米国の外交政策を巡り、トランプ前大統領の発言が波紋を広げている。同氏はイランとの戦争は「終結した」と述べながらも、和平提案を拒否し、その一方で大規模な戦争犯罪の脅迫を繰り返している。

さらに、自身の交渉担当者スティーブ・ウィトコフがイランに提示した和平案について、トランプ氏は「決して承認しなかった」と発言。これは、自身の代表者が行った交渉内容を把握していない可能性を示唆するだけでなく、交渉担当者の提案を信用できないとのメッセージにも受け取れる、極めて自己矛盾に満ちた発言であった。

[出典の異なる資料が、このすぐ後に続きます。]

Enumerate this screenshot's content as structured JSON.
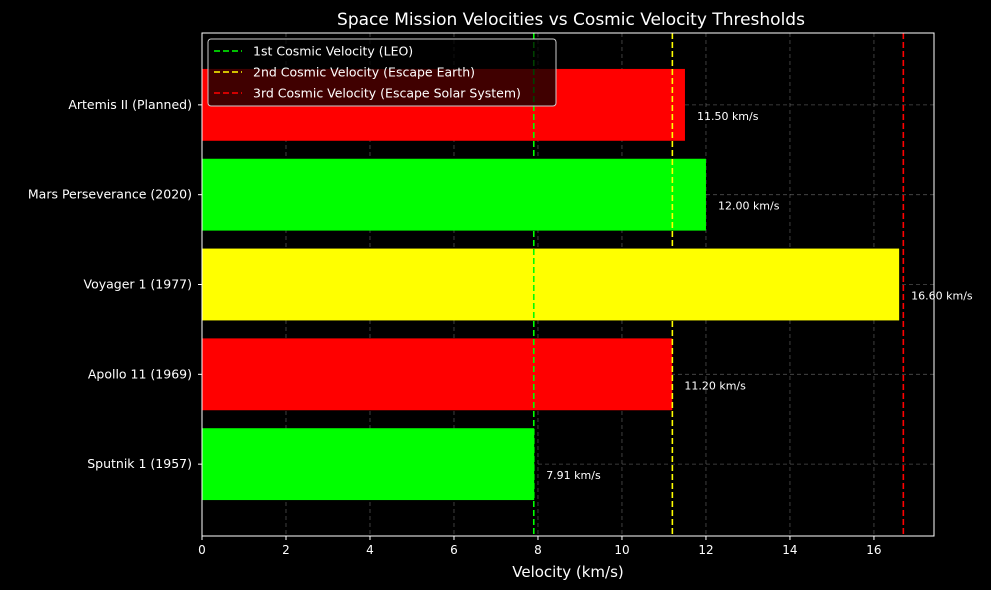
{
  "chart_data": {
    "type": "bar",
    "orientation": "horizontal",
    "title": "Space Mission Velocities vs Cosmic Velocity Thresholds",
    "xlabel": "Velocity (km/s)",
    "ylabel": "",
    "xlim": [
      0,
      17.43
    ],
    "xticks": [
      0,
      2,
      4,
      6,
      8,
      10,
      12,
      14,
      16
    ],
    "grid": true,
    "legend_position": "top-left",
    "categories": [
      "Sputnik 1 (1957)",
      "Apollo 11 (1969)",
      "Voyager 1 (1977)",
      "Mars Perseverance (2020)",
      "Artemis II (Planned)"
    ],
    "values": [
      7.91,
      11.2,
      16.6,
      12.0,
      11.5
    ],
    "value_labels": [
      "7.91 km/s",
      "11.20 km/s",
      "16.60 km/s",
      "12.00 km/s",
      "11.50 km/s"
    ],
    "bar_colors": [
      "#00ff00",
      "#ff0000",
      "#ffff00",
      "#00ff00",
      "#ff0000"
    ],
    "reference_lines": [
      {
        "name": "1st Cosmic Velocity (LEO)",
        "value": 7.9,
        "color": "#00ff00"
      },
      {
        "name": "2nd Cosmic Velocity (Escape Earth)",
        "value": 11.2,
        "color": "#ffff00"
      },
      {
        "name": "3rd Cosmic Velocity (Escape Solar System)",
        "value": 16.7,
        "color": "#ff0000"
      }
    ]
  }
}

こうした発言は、共和党内でも大きな反発を招いている。米メディアによると、共和党内ではトランプ氏への抵抗が強まりつつあり、 Politico は「まもなくより強い抵抗に直面する可能性がある」と報じ、ニューヨーク・タイムズは「党内に不安が広がっている」と伝えている。

共和党内の分裂が深刻化

トランプ氏の発言が示すように、イランとの交渉プロセスにおいて、同氏の関与が希薄であることが浮き彫りとなっている。その一方で、共和党内ではトランプ氏への支持が揺らぎ始め、党内対立が表面化しつつある。

MS NOWのスティーブ・ベネン氏は、トランプ氏の発言が「自己弁護につながる可能性がある」と指摘。さらに、この発言が米国の外交危機の本質を浮き彫りにしていると分析する。また、共和党内で広がる不安の背景や、今後の動向についても言及した。

今後の展開に注目

トランプ氏の発言は、イランとの関係改善どころか、さらなる混乱を招く可能性がある。共和党内の分裂が進む中、米国の外交政策が今後どのように展開するのか、引き続き注目が集まる。